Une mort dans l’ombre attendait les héros anonymes des premiers jours de la guerre, ne sachant pas s’ils avaient pu servir la Victoire au prix de leurs vies. La majorité de ces soldats ne reçut ni médaille, ni décoration ni même de pierre tombale. Mais ce sont eux qui, par leur sacrifice, sauvèrent le pays. Ils gagnèrent un temps précieux, indispensable pour qu’un changement profond puisse se produire dans l’opinion du peuple envers la guerre. Nous n’oublierons pas l’énorme préparation matérialo-technique de l’Armée Rouge, ni la quantité et la qualité de l’armement soviétique. Un unique peloton (trois unités) de tanks KV super lourds pouvait attaquer et écraser une colonne mécanisée de la Wehrmacht, voire même toute la garnison d’un bunker permanent, protégé derrière des murs de béton armé. Un peloton pouvait joncher toute la rive d’une rivière frontalière des corps de soldats allemands.
Enfin, nous ne pouvons pas ignorer le facteur géographico-naturel. Nous ne pouvons pas surestimer ni nier complètement le fait que les immenses espaces de la Russie avalèrent et éliminèrent l’armée des envahisseurs. Pour Napoléon, ce fut facile. Son armée étirée en une ligne marcha jusqu’à Moscou. La Wehrmacht commença l’invasion sur un front allant de Kaunas à Przemysl (environ 700 km) et, vers la fin de la guerre, les combats continuaient de Tikhvin à Rostov-sur-le-Don (1600 km). Les communications de l’armée allemande s’étirèrent continuellement. Chaque projectile et chaque litre de carburant devait franchir une distance de 1500 à 2000 kilomètres avant d’arriver sur le front. Les Allemands n’atteignirent pas à la capitale. Les divisions de la Wehrmacht, affaiblies par les mois de combats, rampèrent jusqu’à Moscou dans un dernier souffle. Là, dans les champs enneigés, les restes frigorifiés de l’Armée de l’Est furent réduits au dixième par les troupes fraîches de l’Armée Rouge, transférées de Sibérie et d’extrême-orient.
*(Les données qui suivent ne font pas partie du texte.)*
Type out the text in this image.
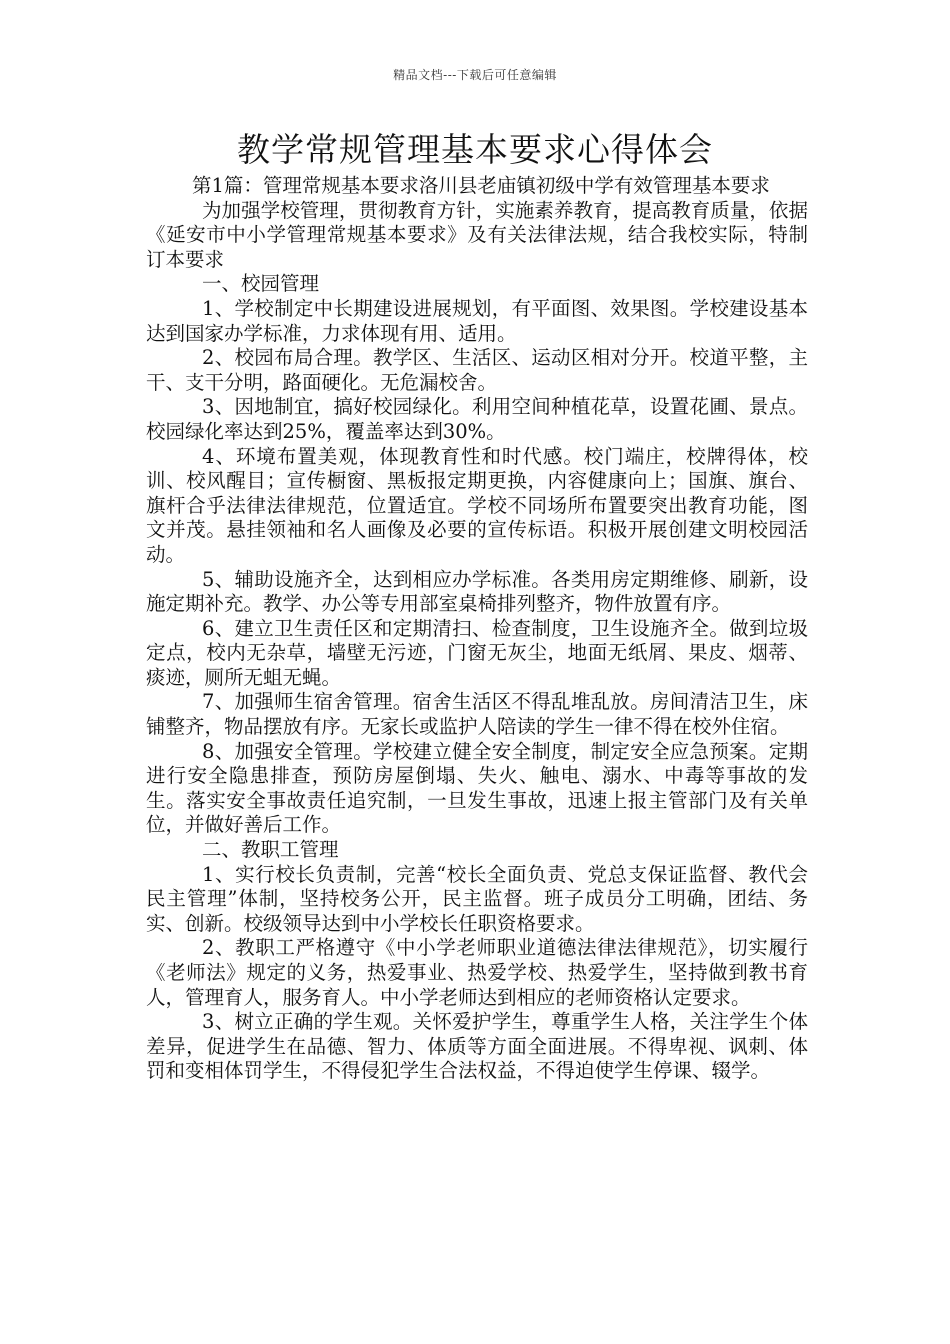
精品文档---下载后可任意编辑
教学常规管理基本要求心得体会

第1篇：管理常规基本要求洛川县老庙镇初级中学有效管理基本要求

为加强学校管理，贯彻教育方针，实施素养教育，提高教育质量，依据《延安市中小学管理常规基本要求》及有关法律法规，结合我校实际，特制订本要求

一、校园管理

1、学校制定中长期建设进展规划，有平面图、效果图。学校建设基本达到国家办学标准，力求体现有用、适用。

2、校园布局合理。教学区、生活区、运动区相对分开。校道平整，主干、支干分明，路面硬化。无危漏校舍。

3、因地制宜，搞好校园绿化。利用空间种植花草，设置花圃、景点。校园绿化率达到25%，覆盖率达到30%。

4、环境布置美观，体现教育性和时代感。校门端庄，校牌得体，校训、校风醒目；宣传橱窗、黑板报定期更换，内容健康向上；国旗、旗台、旗杆合乎法律法律规范，位置适宜。学校不同场所布置要突出教育功能，图文并茂。悬挂领袖和名人画像及必要的宣传标语。积极开展创建文明校园活动。

5、辅助设施齐全，达到相应办学标准。各类用房定期维修、刷新，设施定期补充。教学、办公等专用部室桌椅排列整齐，物件放置有序。

6、建立卫生责任区和定期清扫、检查制度，卫生设施齐全。做到垃圾定点，校内无杂草，墙壁无污迹，门窗无灰尘，地面无纸屑、果皮、烟蒂、痰迹，厕所无蛆无蝇。

7、加强师生宿舍管理。宿舍生活区不得乱堆乱放。房间清洁卫生，床铺整齐，物品摆放有序。无家长或监护人陪读的学生一律不得在校外住宿。

8、加强安全管理。学校建立健全安全制度，制定安全应急预案。定期进行安全隐患排查，预防房屋倒塌、失火、触电、溺水、中毒等事故的发生。落实安全事故责任追究制，一旦发生事故，迅速上报主管部门及有关单位，并做好善后工作。

二、教职工管理

1、实行校长负责制，完善“校长全面负责、党总支保证监督、教代会民主管理”体制，坚持校务公开，民主监督。班子成员分工明确，团结、务实、创新。校级领导达到中小学校长任职资格要求。

2、教职工严格遵守《中小学老师职业道德法律法律规范》，切实履行《老师法》规定的义务，热爱事业、热爱学校、热爱学生，坚持做到教书育人，管理育人，服务育人。中小学老师达到相应的老师资格认定要求。

3、树立正确的学生观。关怀爱护学生，尊重学生人格，关注学生个体差异，促进学生在品德、智力、体质等方面全面进展。不得卑视、讽刺、体罚和变相体罚学生，不得侵犯学生合法权益，不得迫使学生停课、辍学。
Notre ouvrage arrive à sa fin. Il ne reste plus qu’à répondre à la question qui constitue le titre de notre dernier chapitre. Evidemment nous ne pouvons établir une date exacte pour ce « Grand Revirement ». Il n’y a pas « d’interrupteur » qui serait capable en un instant de réaliser un tel bouleversement dans la conscience d’une population multiethnique si nombreuse. Et pourtant nous pouvons et devons donner quelques critères et repères temporels.
Ouvrons de nouveau l’ouvrage statistique Ôter le sceau du secret. Cette fois à la page 152. Nous y trouvons un tableau des pertes irrévocables (nombre de tués et de portés disparus) et sanitaires (blessés et malades) de l’armée en question, avec une division par trimestres pour chaque année de la guerre.
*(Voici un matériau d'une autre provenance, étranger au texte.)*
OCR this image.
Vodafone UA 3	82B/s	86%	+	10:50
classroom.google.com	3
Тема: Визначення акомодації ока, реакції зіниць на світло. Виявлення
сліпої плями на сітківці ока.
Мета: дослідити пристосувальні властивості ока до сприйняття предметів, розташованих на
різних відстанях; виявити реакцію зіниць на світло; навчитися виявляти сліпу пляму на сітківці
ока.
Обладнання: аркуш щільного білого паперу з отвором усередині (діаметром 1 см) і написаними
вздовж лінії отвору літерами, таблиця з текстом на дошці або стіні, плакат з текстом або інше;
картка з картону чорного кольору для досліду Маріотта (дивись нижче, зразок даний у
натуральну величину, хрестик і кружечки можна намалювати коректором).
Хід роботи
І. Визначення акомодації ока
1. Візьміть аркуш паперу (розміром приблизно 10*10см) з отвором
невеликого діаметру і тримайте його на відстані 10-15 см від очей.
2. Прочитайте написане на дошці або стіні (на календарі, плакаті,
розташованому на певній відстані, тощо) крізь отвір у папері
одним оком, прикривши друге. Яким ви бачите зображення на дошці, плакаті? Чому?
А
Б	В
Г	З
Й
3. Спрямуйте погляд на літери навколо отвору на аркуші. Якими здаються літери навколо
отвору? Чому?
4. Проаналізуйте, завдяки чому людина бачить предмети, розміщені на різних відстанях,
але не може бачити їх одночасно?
La triste expérience de la majorité des grands conflits du XXème siècle montre qu’il existe une relation assez stable entre le nombre des tués et des blessés : un pour trois. Pour un tué, on compte trois blessés (les pertes de la Wehrmacht en 1941 furent de cet ordre). Par conséquent, en situation de « guerre normale » (pardonnez le cynisme de l’expression) la part des pertes sanitaires devrait représenter 75% des pertes totales. Plus précisément, elle doit atteindre plus de 75% puisqu’en plus des blessés il y a les malades qui furent nombreux chez ces hommes ayant connu pendant des mois la saleté, la faim et le froid.
Et que nous montre le tableau de la page 152 ?
Au troisième trimestre 1941 (c’est-à-dire les trois premiers mois de la guerre), la part des pertes sanitaires était de 24,66%. En d’autres mots, la relation entre les pertes irrévocables et sanitaires n’était pas de 1 pour 3 mais de 3 pour 1. C’est un prodige monstrueux qui s’explique par l’immense quantité de prisonniers et de déserteurs (qui représentaient la plus grande partie des pertes irrévocables de l’Armée Rouge à l’été 1941), ainsi que par les malades abandonnés à l’ennemi que l’on ne ramena pas à l’arrière et qui, par conséquent, ne figurèrent pas sur la liste des « pertes sanitaires ».
Au quatrième trimestre 1941, la part des pertes sanitaires a presque doublé : 40,77%. Une telle proportion était encore bien loin de la situation normale pour une armée en guerre mais, néanmoins, le changement est évident.
Au premier trimestre 1942, 65,44%. C’est presque « la norme ».
Aux deuxième et troisième trimestres 1942, respectivement 47,48% et 52,79%. Les Allemands levèrent de nouvelles forces et de nouveau se jetèrent à la poursuite de colonnes de milliers de prisonniers des « chaudières » de Kerch et Kharkov. Mais notons que la situation tragique et infamante de l’été 1941 ne se répéta plus.
Fin 1942, la part des pertes sanitaires arrive presque à la « normale » avec 67,25%. Plus tard, jusqu’au mois de mai victorieux de 1945, nous trouvons de tels chiffres : 79, 75, 76, 77, 79, 78%... Le changement qualitatif de principe dans la structure des pertes éveille certains doutes. Le passage de 3 pour 1 à 1 pour 3 ne peut être expliqué par l’imprécision des mesures statistiques. Nous sommes en présence d’un changement qualitatif dans la structure de l’armée qui s’est produit entre 1942 et 1943. L’armée a cessé de « prendre la fuite », et en conséquence le nombre de prisonniers et de déserteurs est descendu jusqu’à un pour cent des pertes totales.
Il va sans dire que ces chiffres peuvent être considérés comme seulement un des premiers indicateurs d’évaluation de la situation. Mais même en tenant compte de toutes les restrictions, le fait d’un changement qualitatif de principe dans le moral de l’Armée Rouge est évident et incontestable.
En résumant tout ce qui a été dit, nous pouvons définir le cadre temporel approximatif dans lequel a eu lieu le « Grand Revirement » ainsi : de l’automne 1942 à l’été 1943.